Arlington leaders on Tuesday (May 13) honored the legacy of a once-vibrant community wiped off the map to make way for construction around the Pentagon.
Board members also expressed regret at how those residents were treated by county leaders eight decades ago.
County Board members used the meeting to celebrate Queen City, which had been established in the early 1890s but in 1942 was acquired through eminent domain by the federal government.
The 900-plus residents of the community were displaced, many of them moving to other historically African-American communities in Arlington and across the region. Among them: Green Valley, Halls Hill, Arlington View and Baileys Crossroads.

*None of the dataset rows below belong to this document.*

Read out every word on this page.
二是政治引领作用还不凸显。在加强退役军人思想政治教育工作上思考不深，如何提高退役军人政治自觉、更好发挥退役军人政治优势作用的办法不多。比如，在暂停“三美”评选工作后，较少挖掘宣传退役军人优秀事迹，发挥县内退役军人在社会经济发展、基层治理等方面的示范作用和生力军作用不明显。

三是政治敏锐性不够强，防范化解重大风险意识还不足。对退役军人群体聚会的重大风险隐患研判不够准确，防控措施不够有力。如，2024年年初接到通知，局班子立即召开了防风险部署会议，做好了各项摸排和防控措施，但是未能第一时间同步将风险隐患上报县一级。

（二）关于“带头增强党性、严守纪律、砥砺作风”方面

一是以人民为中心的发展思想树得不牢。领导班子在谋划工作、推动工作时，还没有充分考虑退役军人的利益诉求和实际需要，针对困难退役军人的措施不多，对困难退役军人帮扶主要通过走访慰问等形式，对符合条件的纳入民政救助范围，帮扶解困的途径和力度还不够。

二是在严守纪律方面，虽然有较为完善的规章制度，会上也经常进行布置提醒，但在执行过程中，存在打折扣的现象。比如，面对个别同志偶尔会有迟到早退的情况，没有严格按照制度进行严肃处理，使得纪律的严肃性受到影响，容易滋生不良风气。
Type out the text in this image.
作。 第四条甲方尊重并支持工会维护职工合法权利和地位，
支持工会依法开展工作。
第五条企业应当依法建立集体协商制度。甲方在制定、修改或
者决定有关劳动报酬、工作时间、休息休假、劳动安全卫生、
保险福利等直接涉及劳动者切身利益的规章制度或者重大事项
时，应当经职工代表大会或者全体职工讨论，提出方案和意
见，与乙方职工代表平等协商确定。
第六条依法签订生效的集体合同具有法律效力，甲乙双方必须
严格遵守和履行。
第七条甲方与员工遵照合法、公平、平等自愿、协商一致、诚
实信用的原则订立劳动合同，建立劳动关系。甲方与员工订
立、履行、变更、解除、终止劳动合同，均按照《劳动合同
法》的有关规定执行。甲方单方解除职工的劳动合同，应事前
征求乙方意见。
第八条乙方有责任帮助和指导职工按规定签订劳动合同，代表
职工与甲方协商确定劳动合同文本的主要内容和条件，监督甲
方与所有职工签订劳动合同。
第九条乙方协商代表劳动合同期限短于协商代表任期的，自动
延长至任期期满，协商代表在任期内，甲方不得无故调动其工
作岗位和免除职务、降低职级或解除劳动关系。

The decision by the federal government to acquire the 30-acre community for Pentagon road and parking-lot construction took place without any input sought from local leaders.

At the May 13 event, Board Chair Takis Karantonis said county leaders failed Queen City residents by not advocating for them at the time.
“Arlington should have done more,” he said.
Recognition of the community and its residents “is long overdue,” Karantonis said.
At the event was William Vollin. Now 94, he is one of the last surviving members of the Queen City community.
Vollin said demolition of the community “destroyed the hopes and dreams and aspirations of so many people.”
“I frame this as an atrocity,” he told Board members.
An historic marker was approved in January by the Historical Affairs and Landmark Review Board, and will be placed at the southeast corner of Army Navy Drive and S. Joyce Street. A formal unveiling is set for June.
It will be in addition to a 35-foot-tall work of public art honoring the community, installed in 2023 in the Metropolitan Park development located nearby.

Tree Stewards honored with park award: At their May 13 meeting, Board members also honored Tree Stewards of Arlington and Alexandria as recipient of the annual Bill Thomas Park Volunteer Award.
“We are thrilled” to recognize the organization, Karantonis said.
The annual accolade is presented by the county government through the Park and Recreation Commission.
William Way, a member of the commission, said the organization was being honored for its efforts supporting tree health, citizen science, advocacy and education.
Volunteers with the organization in 2024 provided more than 1,700 hours of volunteer service.
The local initiative is part of Virginia Tree Stewards, a project of the Trees Virginia, the commonwealth’s urban-forest council.
Karantonis said the award to Tree Stewards, and other recognitions at the meeting, represented “a celebration of a spirit of community and a spirit of diversity — our real civic fabric.”
Centennial of Bozman’s birth noted: Board members on Tuesday marked the centennial of the birth of Ellen Bozman, Arlington’s longest-serving County Board member.
“She was a passionate pioneer,” Karantonis said.
Born on April 21, 1925, Bozman was elected to the Board in 1973 and won six successive elections before retiring in December 1997. Several years after her death in 2009, the county government’s headquarters building was renamed in her honor.